Source: THE GHANAIAN CHRONICLE

False Start For Thermal Power Project

....TROUBLE HITS VRA, TOR…AS CONSULTANT REJECTS ?BILLIONS FUEL FOR POWER GENERATORS

The Volta River Authority (VRA) at the beginning of this year said that its dependence on hydropower generation would have to be minimized due to the unappreciable level of water in the Akosombo dam.

To compensate for this, the country would derive 65% of its electrict power from the thermal plants at Tema and Aboadze with the remaining 35% being obtained from the two hydro plants at Akosombo and Kpong

The VRA then went on to begin the installation of the Strategic Reserve Plant (SRP) at Tema, near the Electricity Company of Ghana (ECG) main substation for the municipality, to deliver 110 megawatts of the total power needed in the country.

Chronicle investigations revealed that, apart from technical problems that the plant at its embryonic stage is faced with, the fuel to power the generators into action has become a major headache for not only the VRA, but also the Tema Oil Refinery (TOR).

Information gathered has it that three large tanks that were used by Cummins Power Plant, which provided power for the country during the energy crisis in 1997/8, were filled with diesel from TOR.

Just as all was set to commence power generation to bail the VRA out of its predicament, a bomb was dropped.

The consulting engineer to the SRP, whose name is being withheld, reportedly objected to the use of that type of fuel because the standard is not to the specification meant for the thermal plant. As in all herculean tasks, there must be a way out.

The three tanks of fuel not up to the required specification will have to be pumped back to TOR for further processing to take place, thus spitting out wastes of billions of cedis.

Two questions that were being asked as Chronicle dug for the story; Was the fuel ordered as finished product or did the refining take place at TOR?

What the paper out was that anytime any finished product is ordered, both TOR and SGS laboratory analyses take place to determine its suitability to Ghana's specification.

These two bodies independent investigations are compared and the necessary instruction passed on. Should it be that the refining took place at TOR, what might have gone wrong, observers queried.

VRA was tight-lipped. In a related development, Chronicle can reveal that the VRA has not been able to generate power to meet national demand, especially at peak period, between 19:00 hours and 22:00 hours GMT.

Consequently, the Tema municipality (Region -ECG), Accra West (Dansoman and surroundings), parts of Kumasi and Takoradi, have been experiencing power rationing.

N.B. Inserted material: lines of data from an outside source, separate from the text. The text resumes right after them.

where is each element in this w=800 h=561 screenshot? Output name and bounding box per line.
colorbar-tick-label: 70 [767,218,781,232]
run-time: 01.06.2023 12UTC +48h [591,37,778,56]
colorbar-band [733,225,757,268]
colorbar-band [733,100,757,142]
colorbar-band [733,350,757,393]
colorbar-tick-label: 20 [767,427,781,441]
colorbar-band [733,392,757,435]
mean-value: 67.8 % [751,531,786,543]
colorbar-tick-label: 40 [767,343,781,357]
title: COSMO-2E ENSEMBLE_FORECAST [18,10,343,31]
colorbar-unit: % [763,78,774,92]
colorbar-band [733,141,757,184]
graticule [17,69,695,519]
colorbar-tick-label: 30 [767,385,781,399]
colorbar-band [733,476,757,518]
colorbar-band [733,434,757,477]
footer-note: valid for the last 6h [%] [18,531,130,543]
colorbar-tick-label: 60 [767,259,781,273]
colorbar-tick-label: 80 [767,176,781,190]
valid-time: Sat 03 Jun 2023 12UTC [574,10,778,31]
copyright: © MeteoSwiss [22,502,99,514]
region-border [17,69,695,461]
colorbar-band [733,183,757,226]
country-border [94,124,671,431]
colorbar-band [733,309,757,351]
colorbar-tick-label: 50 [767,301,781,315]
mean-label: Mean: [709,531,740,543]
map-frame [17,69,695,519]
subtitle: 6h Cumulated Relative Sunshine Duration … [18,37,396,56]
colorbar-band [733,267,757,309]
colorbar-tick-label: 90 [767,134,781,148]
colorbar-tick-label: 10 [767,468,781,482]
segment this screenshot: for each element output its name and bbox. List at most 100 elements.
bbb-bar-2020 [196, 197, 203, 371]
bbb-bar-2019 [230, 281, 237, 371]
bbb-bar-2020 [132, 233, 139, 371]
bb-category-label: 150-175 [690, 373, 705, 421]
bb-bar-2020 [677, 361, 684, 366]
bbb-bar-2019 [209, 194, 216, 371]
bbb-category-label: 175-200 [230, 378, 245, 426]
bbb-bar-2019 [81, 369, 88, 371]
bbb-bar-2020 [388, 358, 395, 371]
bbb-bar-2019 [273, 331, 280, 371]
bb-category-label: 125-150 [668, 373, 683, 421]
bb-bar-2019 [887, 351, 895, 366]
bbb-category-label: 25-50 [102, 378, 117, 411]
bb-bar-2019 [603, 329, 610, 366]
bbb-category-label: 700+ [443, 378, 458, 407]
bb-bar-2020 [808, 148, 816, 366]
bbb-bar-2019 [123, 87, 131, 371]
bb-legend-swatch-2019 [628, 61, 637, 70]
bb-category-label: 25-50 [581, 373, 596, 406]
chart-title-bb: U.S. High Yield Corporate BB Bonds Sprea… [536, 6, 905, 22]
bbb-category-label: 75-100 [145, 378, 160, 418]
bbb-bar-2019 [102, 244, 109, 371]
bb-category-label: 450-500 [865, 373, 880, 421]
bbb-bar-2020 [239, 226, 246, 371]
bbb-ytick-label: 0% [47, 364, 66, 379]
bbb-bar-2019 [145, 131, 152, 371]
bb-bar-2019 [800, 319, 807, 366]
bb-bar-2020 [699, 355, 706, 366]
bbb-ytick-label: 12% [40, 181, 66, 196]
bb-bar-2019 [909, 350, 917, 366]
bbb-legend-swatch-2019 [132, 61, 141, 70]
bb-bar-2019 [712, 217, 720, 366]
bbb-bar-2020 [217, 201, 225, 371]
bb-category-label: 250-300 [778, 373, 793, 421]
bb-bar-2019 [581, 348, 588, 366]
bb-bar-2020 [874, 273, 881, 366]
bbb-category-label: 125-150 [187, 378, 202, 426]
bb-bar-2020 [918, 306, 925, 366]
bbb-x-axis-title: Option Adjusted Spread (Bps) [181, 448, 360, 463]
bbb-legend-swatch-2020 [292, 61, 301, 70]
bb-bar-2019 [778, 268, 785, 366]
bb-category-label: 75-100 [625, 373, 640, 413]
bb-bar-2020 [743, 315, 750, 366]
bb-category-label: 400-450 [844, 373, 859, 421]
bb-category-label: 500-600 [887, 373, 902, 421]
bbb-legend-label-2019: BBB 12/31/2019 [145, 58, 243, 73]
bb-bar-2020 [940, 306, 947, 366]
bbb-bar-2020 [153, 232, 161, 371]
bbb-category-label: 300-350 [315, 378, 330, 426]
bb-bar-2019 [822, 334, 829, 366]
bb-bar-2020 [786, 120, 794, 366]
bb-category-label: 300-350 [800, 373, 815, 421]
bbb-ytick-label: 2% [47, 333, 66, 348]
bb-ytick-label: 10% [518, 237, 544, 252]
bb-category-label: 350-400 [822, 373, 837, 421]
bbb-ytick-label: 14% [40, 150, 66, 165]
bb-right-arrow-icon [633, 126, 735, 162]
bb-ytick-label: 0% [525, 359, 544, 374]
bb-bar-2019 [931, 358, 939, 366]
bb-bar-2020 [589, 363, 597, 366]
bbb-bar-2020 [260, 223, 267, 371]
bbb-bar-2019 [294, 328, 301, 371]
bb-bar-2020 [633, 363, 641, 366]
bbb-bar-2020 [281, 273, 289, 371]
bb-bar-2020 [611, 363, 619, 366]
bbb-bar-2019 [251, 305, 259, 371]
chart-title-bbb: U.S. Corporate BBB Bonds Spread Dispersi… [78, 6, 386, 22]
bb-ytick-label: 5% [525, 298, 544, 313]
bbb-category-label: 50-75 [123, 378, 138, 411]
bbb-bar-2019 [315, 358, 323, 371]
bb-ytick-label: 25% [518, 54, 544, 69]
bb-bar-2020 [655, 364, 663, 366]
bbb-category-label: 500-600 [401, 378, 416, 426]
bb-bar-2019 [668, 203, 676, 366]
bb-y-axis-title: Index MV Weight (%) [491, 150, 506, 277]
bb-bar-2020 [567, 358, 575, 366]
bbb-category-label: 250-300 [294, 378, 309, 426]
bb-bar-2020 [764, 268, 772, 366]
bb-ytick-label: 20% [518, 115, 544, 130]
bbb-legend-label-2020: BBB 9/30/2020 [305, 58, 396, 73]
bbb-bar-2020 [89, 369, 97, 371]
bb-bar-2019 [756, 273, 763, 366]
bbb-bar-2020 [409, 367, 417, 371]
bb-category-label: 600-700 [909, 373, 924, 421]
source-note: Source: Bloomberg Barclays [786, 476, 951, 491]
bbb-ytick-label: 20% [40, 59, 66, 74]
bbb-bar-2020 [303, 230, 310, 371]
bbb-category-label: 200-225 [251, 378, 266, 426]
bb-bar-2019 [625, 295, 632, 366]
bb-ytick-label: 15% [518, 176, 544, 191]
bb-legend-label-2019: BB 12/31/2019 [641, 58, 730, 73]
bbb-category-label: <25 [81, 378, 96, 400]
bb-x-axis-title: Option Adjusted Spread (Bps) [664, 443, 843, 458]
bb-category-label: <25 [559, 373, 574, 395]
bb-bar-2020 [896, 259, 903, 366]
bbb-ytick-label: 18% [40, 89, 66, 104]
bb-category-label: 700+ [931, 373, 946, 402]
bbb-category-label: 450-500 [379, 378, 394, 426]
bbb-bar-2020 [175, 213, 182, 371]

Sources at VRA said that the Accra East region of the ECG is enjoying better power supply, because of the siting of state institutions and military installations in this region, adding that because of this it is difficult for government to detect that there is a power crisis.

In spite of the handicap, there seems to be a problem between the VRA and the ECG that seems unnoticed.

The ECG at Tema supplies power to Tema Steel Works Company, formerly Wahome Steel, Ferro Fabrik and GHACEM, but surprisingly, there are moves by the VRA to snatch these customers from the ECG.